Owned by the State of Tennessee, the Clement Railroad Hotel Museum is one of the Tennessee Historical Commission's State Historic Sites, and is listed in the National Register of Historic Places. The museum receives a partial annual operating grant from the Tennessee Historical Commission. The museum is located at 100 Clement Place, or 100 Frank G. Clement Place, in Dickson, Tennessee. It was restored and opened to the public in 2009.

==Museum exhibitions==

===Railroading===
Artifacts include an oilcan, brake wheel, whistle marker, lantern, maps, postcards, and books. A folk art model of an engine and tender are almost miniature examples of an NC&St.L engine and Vanderbilt tender captured in a 1920s photograph in Dickson. This exhibit has been expanded to include a touch-screen panel of the Dickson rail-yard and downtown area. A hands-on display of a steam engine cabin, and a NC&St.L engine headlight are also showcased.

===The Clement family===
The Clement family rooms are furnished to represent the early 1920s when Belle Goad and Maybelle and Robert Clement lived in the managerial suite of rooms on the first floor. Room #5, where Governor Frank Clement was born, is furnished with several pieces of furniture from the Clement family including a bed, trunk, and cradle.

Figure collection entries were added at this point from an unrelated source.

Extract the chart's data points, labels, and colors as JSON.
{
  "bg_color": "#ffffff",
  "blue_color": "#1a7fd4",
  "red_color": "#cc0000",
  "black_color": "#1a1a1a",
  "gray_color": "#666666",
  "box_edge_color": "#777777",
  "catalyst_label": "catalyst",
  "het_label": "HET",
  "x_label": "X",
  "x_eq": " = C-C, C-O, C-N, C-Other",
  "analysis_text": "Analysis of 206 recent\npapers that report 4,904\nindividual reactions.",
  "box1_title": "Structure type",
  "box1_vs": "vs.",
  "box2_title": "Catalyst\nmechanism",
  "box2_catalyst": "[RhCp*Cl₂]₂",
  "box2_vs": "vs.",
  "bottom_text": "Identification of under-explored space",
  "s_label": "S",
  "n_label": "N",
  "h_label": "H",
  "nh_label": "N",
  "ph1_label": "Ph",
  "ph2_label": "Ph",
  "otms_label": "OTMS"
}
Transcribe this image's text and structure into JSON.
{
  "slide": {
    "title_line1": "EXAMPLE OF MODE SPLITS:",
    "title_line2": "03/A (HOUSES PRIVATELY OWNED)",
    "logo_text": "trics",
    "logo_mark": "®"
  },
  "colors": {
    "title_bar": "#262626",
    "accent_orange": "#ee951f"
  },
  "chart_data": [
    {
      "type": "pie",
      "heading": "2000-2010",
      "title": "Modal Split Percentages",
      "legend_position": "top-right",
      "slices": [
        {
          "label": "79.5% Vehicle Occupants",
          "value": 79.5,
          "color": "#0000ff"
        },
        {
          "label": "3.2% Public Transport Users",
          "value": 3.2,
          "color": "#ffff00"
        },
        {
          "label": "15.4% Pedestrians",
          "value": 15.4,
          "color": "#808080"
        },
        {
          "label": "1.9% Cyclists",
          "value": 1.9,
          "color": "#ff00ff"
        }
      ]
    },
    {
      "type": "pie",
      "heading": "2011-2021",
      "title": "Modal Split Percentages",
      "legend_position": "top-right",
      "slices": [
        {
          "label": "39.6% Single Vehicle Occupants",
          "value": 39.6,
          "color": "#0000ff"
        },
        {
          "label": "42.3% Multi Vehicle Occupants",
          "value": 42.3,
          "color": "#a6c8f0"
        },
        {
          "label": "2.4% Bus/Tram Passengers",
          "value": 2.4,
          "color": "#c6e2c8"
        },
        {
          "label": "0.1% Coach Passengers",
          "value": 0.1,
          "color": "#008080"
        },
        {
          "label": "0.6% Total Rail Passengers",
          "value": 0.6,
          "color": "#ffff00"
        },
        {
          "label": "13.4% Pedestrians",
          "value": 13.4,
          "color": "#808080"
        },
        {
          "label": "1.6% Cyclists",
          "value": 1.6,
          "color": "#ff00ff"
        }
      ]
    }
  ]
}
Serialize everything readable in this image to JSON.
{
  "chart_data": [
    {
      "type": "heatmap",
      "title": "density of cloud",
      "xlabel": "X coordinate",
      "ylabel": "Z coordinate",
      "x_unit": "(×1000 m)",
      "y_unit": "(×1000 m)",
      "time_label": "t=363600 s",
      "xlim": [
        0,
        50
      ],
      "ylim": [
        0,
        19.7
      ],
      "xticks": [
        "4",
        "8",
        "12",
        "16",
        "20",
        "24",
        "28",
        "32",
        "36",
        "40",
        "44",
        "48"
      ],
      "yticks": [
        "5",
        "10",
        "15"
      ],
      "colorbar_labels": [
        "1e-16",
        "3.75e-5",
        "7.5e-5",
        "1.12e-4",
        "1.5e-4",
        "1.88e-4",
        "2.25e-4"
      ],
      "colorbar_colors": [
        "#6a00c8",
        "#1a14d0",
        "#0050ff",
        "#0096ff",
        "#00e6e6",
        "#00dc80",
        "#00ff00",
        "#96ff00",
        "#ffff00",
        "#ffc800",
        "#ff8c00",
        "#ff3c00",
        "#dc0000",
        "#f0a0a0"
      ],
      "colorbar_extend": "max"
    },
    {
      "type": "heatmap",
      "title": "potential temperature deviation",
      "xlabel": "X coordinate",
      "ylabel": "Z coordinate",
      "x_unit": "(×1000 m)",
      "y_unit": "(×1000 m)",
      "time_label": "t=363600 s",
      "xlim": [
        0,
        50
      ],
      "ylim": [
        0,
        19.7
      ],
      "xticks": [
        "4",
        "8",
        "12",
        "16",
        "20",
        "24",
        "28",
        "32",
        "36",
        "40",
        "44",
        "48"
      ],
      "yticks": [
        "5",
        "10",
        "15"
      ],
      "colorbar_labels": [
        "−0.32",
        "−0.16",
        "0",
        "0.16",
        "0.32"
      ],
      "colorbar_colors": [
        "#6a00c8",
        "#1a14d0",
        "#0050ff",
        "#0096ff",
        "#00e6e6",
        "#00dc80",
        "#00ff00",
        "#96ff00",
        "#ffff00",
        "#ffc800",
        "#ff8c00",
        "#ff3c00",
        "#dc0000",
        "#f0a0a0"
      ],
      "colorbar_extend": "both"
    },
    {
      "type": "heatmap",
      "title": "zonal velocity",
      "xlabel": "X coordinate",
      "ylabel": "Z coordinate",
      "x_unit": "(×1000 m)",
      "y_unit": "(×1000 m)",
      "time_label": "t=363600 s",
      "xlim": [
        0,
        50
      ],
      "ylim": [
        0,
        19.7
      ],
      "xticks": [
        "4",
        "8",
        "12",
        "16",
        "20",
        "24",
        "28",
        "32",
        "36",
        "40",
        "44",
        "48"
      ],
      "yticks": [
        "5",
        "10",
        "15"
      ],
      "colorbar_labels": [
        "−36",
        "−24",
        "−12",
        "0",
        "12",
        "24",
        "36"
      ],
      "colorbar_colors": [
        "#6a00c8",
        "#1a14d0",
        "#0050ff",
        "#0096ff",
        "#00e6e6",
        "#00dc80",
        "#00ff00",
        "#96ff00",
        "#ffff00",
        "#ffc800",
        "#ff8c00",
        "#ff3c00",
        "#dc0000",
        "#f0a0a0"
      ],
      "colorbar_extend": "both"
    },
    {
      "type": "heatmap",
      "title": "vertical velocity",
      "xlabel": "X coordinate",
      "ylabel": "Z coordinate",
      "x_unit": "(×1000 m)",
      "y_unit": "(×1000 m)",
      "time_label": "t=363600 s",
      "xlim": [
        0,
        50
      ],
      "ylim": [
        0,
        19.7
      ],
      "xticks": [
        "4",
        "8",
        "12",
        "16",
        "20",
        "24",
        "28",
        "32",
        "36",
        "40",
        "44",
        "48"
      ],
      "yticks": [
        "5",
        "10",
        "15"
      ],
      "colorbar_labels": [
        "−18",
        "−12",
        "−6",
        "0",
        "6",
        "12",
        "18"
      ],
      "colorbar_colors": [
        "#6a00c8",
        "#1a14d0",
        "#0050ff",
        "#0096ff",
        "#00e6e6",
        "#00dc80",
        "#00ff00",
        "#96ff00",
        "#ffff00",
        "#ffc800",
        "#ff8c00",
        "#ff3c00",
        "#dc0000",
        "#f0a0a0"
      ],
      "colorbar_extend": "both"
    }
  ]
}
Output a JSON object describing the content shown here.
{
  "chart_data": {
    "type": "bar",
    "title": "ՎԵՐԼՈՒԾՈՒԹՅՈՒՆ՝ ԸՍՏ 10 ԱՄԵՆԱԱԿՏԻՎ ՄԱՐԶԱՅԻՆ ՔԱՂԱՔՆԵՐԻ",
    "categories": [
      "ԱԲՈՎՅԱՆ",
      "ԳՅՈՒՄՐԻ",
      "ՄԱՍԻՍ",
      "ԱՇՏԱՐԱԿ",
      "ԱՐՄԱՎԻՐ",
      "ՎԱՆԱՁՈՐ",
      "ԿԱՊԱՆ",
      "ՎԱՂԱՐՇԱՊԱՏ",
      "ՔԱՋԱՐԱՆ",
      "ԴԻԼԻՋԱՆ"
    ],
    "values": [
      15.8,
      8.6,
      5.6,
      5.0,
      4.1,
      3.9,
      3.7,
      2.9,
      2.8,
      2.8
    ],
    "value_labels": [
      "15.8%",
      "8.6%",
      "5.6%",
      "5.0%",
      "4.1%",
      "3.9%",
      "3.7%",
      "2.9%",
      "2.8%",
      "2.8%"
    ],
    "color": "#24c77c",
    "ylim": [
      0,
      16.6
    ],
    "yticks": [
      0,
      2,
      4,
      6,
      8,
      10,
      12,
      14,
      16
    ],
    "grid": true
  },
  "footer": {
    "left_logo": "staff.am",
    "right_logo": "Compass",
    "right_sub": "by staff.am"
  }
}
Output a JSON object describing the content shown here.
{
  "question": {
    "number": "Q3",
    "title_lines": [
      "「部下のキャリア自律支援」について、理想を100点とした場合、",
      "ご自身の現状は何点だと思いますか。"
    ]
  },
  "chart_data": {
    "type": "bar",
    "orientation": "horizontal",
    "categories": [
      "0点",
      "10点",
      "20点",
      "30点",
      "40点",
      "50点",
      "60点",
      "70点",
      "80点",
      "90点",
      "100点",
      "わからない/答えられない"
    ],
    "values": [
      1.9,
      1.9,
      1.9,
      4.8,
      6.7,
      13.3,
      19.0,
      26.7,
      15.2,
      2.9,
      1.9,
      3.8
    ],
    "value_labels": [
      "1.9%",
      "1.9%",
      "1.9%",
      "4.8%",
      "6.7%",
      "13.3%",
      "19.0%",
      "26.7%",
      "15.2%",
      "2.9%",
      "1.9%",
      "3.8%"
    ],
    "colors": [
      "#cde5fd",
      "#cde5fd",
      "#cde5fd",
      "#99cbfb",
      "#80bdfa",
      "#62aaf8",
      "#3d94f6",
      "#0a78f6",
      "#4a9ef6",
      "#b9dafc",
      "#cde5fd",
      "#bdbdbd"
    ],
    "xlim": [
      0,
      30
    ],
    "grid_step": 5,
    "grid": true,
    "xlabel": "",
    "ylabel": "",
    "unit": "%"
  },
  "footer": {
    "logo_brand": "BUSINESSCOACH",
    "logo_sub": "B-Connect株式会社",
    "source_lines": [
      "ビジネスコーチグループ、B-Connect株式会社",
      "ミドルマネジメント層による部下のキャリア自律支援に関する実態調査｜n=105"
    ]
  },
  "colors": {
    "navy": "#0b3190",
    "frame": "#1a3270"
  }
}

===Dickson County industries===
The Dickson County Commerce exhibit has interpretive panels on several early businesses and industries. This exhibit includes the display of a Dixie Swatter baseball bat which was used by major league teams during the 1920s and a Commodore youth bat, a 1930s Coca-Cola bottle impressed with 'Dickson Tenn.' on the bottom, and the 50-millionth shirt made by Red Kap.

The Dickson County History exhibit tells the story of the iron ore industry in the county as well as highlighting each of the incorporated communities: Burns, Charlotte, Slayden, Vanleer, White Bluff, and Dickson. Interpretive panels introduce visitors to the utopian community of Ruskin and Promise Land, a community founded by freed blacks.

===Dickson Model Railroad display===
The Dickson Model Railroad Club has partnered with the Clement Railroad Hotel Museum to establish a permanent display of model trains, landscaping, and buildings. The display is staffed by volunteer "engineers" who maintain the trains as well as both entertain and educate visitors in the art of model railroading. This exhibit recreates the Dickson Rail-yard during the 1920s and 1930s.

===Governor Clement===
On the second floor of the museum, three exhibits on Governor Clement can be found. Visitors will follow Clement from his early days in Dickson to his gubernatorial campaigns in the 1952, 1954, and 1962. Guests will learn about Clement's many accomplishments; including his actions desegregating Tennessee, supporting the Civil Rights Movement, providing free textbooks for Tennessee school children and the establishment of the South's first community college system, establishment of the state's first department of mental health, and the expansion of roads through the Interstate system in Tennessee.
The property was listed on the National Register of Historic Places in 1990 as Halbrook Hotel.